Während sich die Lage in Nahost dramatisch zuspitzt und selbst renommierte US-Politologen wie Jeffrey Sachs vor einem möglichen dritten Weltkrieg warnen, sorgt Pakistan mit einer überraschenden Ankündigung für Aufsehen: Der ehemalige US-Präsident Donald Trump soll für den Friedensnobelpreis 2026 nominiert worden sein. Die Begründung der Regierung in Islamabad: sein angeblich „vorbildliches Einschreiten“ in der jüngsten Eskalation zwischen Indien und Pakistan.

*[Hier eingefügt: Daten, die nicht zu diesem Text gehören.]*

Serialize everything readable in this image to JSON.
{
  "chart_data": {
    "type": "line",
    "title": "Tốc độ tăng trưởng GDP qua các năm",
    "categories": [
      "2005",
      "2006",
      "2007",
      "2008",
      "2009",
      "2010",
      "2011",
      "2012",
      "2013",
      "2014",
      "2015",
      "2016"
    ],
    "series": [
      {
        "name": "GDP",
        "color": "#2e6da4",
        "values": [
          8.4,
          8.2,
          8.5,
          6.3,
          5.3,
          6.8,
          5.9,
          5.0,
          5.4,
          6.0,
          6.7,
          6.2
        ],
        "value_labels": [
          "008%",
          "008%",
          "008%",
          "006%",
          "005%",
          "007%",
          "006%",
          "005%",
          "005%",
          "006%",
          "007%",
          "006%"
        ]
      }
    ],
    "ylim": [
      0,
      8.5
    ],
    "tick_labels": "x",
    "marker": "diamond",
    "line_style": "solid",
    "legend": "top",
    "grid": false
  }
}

Trump selbst reagierte mit gewohntem Selbstlob auf die Nachricht. Auf seiner Plattform „Truth Social“ schrieb er: „Niemand hat mehr für den Frieden getan als ich. Unter meiner Führung gab es keine neuen Kriege – im Gegensatz zu Joe Biden. Diese Nominierung zeigt, dass die Welt das anerkennt. Eine große Ehre!“
Diese Nachricht kam nur einen Tag bevor die USA unter Trumps erneutem Kommando einen massiven Luftangriff auf iranische Atomanlagen starteten und somit offiziell Israel unterstützten. Trump kommentierte den Angriff mit den Worten: „Herzlichen Glückwunsch an unsere großartigen amerikanischen Krieger. Es gibt kein anderes Militär auf der Welt, das das hätte tun können. JETZT IST DIE ZEIT FÜR FRIEDEN!“
Die pakistanische Regierung, die sich selbst wenige Stunden zuvor noch lobend über Trump äußerte, verurteilte die Angriffe als schweren Bruch internationalen Rechts und des IAEA-Statuts.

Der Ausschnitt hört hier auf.